Online mortgage advisor Burrow pivots to B2B, cites unit economics issue



Burrow, the U.K. startup founded by ex-VC Pradeep Raman and backed by Passion Capital, is shutting down its online mortgage brokerage service, TechCrunch has learned. The move is the result of a change in strategy as the nascent company pivots to a B2B model, offering software tools to lenders, mortgage networks and brokers.

According to sources, a small number of employees working in Burrow’s London office are also being let go. These are staff who operated the mortgage advisory side of the business.

Confirming the planned shuttering of Burrow’s B2C product and the startup’s change in direction, founder Raman provided the following statement:

We are now re-positioning as a B2B business working with lenders, mortgage networks and brokers to provide them with digital user on-boarding, automated product recommendation, CRM, content and other software and tools we have built.

He also stressed that retraction from the consumer-facing brokerage space will happen in a “very controlled manner” over the next several weeks. “We have a significant pipeline of customers whose cases we are fully handling through to completion,” he adds.

Specifically, five U.K, staff dedicated to the mortgage advice model have been made redundant. Furthermore, Burrow is looking to hire people into B2B sales roles and a senior full stack developer (I understand much of its engineering is currently outsourced).

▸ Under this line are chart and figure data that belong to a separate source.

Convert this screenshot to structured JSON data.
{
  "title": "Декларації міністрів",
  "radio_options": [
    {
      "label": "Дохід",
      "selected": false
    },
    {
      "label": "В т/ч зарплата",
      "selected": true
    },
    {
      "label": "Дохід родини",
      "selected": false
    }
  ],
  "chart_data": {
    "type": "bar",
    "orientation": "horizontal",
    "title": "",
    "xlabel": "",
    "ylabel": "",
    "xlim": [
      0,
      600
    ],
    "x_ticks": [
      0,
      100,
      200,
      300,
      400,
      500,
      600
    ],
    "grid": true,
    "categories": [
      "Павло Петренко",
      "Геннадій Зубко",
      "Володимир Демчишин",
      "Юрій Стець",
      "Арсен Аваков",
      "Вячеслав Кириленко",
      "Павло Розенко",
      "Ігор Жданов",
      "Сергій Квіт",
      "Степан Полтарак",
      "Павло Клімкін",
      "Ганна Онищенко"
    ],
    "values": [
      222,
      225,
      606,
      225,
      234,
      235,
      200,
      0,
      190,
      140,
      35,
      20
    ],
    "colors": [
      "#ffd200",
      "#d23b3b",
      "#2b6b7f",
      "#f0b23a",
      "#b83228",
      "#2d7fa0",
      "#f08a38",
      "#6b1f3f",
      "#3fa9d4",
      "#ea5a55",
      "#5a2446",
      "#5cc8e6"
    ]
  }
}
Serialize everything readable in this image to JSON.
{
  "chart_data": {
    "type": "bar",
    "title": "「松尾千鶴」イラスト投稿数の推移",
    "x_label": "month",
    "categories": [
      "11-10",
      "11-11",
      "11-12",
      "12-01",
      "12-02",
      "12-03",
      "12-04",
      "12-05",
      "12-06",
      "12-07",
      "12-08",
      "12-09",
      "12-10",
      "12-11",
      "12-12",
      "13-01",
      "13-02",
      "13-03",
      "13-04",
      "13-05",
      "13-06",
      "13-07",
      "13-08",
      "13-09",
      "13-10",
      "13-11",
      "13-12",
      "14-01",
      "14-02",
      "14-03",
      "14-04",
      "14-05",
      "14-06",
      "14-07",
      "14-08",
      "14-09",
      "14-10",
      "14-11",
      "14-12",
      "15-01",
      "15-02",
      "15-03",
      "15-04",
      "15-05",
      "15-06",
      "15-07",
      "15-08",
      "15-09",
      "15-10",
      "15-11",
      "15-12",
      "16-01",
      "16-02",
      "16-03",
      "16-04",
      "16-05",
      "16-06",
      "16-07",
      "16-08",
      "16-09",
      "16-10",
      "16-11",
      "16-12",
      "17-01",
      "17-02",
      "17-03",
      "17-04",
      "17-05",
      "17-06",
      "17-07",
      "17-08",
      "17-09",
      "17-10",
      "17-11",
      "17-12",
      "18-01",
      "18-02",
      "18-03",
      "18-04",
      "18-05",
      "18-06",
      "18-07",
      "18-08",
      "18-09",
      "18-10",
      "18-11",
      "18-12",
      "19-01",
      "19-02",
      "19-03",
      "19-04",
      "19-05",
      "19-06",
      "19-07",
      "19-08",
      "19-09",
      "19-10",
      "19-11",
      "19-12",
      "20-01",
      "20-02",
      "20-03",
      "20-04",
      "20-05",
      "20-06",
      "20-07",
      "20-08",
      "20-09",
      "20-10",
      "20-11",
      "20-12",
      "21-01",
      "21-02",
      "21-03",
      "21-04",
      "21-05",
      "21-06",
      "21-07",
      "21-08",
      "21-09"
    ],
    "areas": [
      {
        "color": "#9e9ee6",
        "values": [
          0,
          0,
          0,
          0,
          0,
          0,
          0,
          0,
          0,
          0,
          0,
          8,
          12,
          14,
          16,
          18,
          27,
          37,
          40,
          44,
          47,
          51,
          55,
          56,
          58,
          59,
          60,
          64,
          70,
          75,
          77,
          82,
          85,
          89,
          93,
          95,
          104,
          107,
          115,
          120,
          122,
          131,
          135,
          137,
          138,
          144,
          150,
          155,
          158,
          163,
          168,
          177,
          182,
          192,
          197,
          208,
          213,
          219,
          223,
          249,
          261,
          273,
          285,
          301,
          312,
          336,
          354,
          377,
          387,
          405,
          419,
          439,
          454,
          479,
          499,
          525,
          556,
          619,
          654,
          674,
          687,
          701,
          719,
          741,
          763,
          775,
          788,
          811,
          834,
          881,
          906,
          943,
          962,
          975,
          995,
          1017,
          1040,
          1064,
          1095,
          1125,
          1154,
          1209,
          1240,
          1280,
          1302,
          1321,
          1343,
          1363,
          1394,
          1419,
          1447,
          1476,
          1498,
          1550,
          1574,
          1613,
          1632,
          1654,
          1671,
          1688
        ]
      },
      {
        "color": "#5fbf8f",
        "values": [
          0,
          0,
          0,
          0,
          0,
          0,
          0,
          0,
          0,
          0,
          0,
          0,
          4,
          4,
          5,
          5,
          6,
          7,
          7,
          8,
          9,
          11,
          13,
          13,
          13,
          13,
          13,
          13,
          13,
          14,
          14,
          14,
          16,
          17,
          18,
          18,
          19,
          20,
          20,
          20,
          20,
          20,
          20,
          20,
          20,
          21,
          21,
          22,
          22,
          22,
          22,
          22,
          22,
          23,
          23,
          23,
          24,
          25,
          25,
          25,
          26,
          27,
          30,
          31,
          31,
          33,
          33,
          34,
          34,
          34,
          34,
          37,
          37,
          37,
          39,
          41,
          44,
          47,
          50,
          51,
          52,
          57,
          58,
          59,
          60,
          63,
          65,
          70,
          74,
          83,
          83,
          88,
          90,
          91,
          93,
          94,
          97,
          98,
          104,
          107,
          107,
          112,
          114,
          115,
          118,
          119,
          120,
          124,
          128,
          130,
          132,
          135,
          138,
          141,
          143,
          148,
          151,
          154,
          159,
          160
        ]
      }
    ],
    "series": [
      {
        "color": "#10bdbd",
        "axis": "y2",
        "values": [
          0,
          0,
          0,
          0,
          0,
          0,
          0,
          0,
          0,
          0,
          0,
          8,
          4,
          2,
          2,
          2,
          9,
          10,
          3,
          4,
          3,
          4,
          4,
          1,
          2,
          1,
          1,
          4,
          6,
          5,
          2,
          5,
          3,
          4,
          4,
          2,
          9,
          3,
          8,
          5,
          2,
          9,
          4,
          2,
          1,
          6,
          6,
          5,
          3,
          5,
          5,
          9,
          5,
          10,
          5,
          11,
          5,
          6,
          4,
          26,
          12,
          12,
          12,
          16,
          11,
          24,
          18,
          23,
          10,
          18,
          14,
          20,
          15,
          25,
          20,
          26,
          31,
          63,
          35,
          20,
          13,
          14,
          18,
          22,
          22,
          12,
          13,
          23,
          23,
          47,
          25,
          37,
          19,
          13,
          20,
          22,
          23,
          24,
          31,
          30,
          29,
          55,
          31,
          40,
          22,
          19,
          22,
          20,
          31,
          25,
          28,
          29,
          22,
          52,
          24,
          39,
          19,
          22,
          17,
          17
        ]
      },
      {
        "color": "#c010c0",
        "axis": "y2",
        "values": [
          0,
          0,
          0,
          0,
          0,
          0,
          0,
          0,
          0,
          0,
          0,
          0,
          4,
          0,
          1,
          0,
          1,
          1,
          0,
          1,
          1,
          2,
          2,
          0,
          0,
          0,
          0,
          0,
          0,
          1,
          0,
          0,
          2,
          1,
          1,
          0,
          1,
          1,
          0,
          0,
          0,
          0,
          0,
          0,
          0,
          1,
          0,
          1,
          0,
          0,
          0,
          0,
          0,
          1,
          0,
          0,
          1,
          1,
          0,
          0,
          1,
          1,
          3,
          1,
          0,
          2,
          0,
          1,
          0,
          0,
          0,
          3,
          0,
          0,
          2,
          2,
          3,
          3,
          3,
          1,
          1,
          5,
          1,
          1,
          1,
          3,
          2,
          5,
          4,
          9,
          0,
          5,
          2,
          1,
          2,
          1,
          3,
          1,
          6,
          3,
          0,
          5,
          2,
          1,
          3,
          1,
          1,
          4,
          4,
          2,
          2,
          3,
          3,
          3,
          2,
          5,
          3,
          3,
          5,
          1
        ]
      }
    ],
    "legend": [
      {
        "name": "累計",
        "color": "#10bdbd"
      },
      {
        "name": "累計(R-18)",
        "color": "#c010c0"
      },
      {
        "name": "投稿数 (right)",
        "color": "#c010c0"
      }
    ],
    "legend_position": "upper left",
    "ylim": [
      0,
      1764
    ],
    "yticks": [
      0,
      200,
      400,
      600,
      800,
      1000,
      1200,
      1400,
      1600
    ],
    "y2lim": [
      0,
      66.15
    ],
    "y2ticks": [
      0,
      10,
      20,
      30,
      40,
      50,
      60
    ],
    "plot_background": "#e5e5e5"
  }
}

Asked what was behind the startup’s change in business model, the Burrow founder says the move follows a strategic review of the business where it was decided that “the unit economics were not stacking up”. This, he says, is primarily based on the high cost of paid customer acquisition.

In addition, Raman says sales cycles are too long. “We can only capture people who are quite early in the purchase journey which could be 6 to 9 months before they are ready to transact. You cannot capture when they are ready to transact i.e. have a home offer accepted because by then it’s too late as they generally get tied into using the estate agent’s in-house mortgage brokers. This makes proving acquisition strategies hard as you have to wait many months to know what is working”.

In other words, it was potentially costing more to acquire new customers than the startup could ever make back, at least in the short term. To that end, Raman claims Burrow still has “plenty of capital” left in the business.

Founded in 2016, Burrow (formerly called Dwell) was on a mission to “make mortgages delightfully digital”. This consisted of a mortgage eligibility checker called Mortgage Report, which claimed to give you a “hyper-personalised” view of your mortgage options, and the Burrow Mortgage Score to indicate how much each lender would be willing to lend and the right mortgage type (e.g. fixed, variable, capital repayment, interest only mortgage).

In addition, Burrow offered mortgage advice, primarily through WhatsApp and web chat. Once you were ready to apply, the service provided a dashboard to submit the required documents and track your application. It got paid a commission by lenders for every mortgage sold.

And like much better funded competitors Trussle and Habito, the startup’s tech offered to monitor the market to ensure you remain on the most competitive rate and that you remortgage in time so as not to slip onto a more expensive standard variable rate.

Before founding Burrow, Raman was previously a venture capitalist, initially at Piton Capital and then at Forward Partners.